Se avete visto Trainspotting 2, ricorderete sicuramente Silk, brano contenuto nell’album d’esordio My Love Is Cool, datato 2015.

Il testo, ribelle e diretto, è solo uno dei tanti del gruppo alternative rock londinese, che riesce a parlare ad un pubblico estremamente ampio, mettendo insieme speranze, inadeguatezza e rabbia di più generazioni.

Wolf Alice, dal libro ‘La camera di sangue’

Infatti il brano si mostra perfettamente in linea con lo spirito del gruppo, il cui nome si ispira ad una delle dieci fiabe contenute nell’ antologia di racconti della scrittrice inglese Angela Carter, La camera di sangue (1979).

Il libro della Carter è una riscrittura che stravolge alcuni dei più noti racconti al femminile della tradizione occidentale: nessun principe azzurro, nessun lieto fine. Al contrario, la protagonista per superare difficoltà e malesseri, fa sempre leva sulle proprie forze e sulla propria determinazione. Così, l’eroina dell’ultimo racconto, Lupo-Alice (o, meglio, Wolf Alice), dopo essere stata allevata da un’ insolita famiglia di animali, si ritroverà sola a fronteggiare un duca malvagio.
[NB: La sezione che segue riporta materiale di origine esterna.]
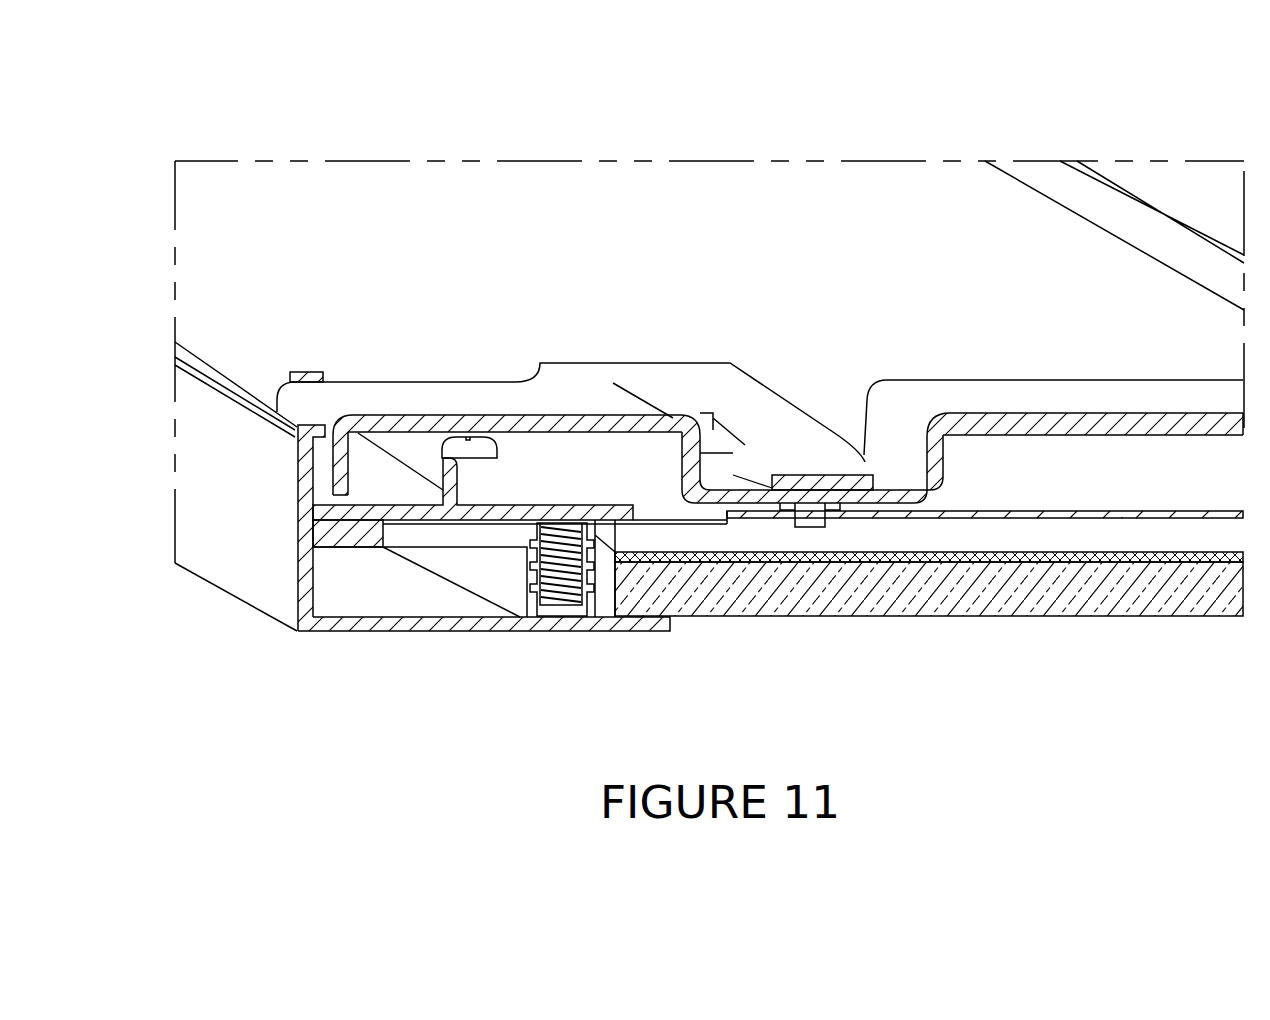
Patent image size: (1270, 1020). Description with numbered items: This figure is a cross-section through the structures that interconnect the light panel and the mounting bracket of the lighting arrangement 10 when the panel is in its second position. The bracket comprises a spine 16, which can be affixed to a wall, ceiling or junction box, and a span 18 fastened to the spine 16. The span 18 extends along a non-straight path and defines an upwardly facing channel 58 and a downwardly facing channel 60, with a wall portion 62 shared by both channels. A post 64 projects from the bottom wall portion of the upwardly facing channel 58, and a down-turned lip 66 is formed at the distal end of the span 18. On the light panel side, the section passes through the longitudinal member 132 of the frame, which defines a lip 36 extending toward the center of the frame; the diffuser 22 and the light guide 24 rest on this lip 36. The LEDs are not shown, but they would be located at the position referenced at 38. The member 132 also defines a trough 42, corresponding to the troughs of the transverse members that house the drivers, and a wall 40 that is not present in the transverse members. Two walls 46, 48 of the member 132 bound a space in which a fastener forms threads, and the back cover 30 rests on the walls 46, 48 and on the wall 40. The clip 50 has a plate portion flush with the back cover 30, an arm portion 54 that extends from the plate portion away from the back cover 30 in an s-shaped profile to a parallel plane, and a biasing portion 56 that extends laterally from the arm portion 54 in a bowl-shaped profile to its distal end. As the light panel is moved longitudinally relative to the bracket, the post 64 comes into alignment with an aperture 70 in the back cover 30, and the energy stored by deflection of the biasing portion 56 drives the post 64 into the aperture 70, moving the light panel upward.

The lighting arrangement 10 is at (413, 100).
The spine 16 is at (1073, 185).
The span 18 is at (1020, 383).
The diffuser 22 is at (1210, 593).
The light guide 24 is at (1033, 553).
The back cover 30 is at (1122, 517).
The lip 36 is at (662, 633).
The LED position 38 is at (610, 583).
The wall 40 is at (357, 535).
The trough 42 is at (386, 594).
The wall 46 is at (588, 594).
The wall 48 is at (534, 590).
The clip 50 is at (603, 332).
The arm portion 54 is at (688, 377).
The biasing portion 56 is at (802, 460).
The upwardly facing channel 58 is at (848, 370).
The downwardly facing channel 60 is at (426, 499).
The wall portion 62 is at (690, 467).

Anche la protagonista di Silk è sicuramente una donna alle prese con una realtà che ha poco di provvidenziale, in cui Dio non ha mai allungato la propria mano in tempo, “God never reached out in time”, come recita il coro, ma resta l’amore che è un salvatore, “There is love that is a saviour”.

Insomma, se vi siete domandati che significato avessero questo ed altri brani della band londinese, ecco un fondamentale punto di partenza. All’ascoltatore, non resta che lasciarsi cullare dalle note e aggiungere la propria interpretazione.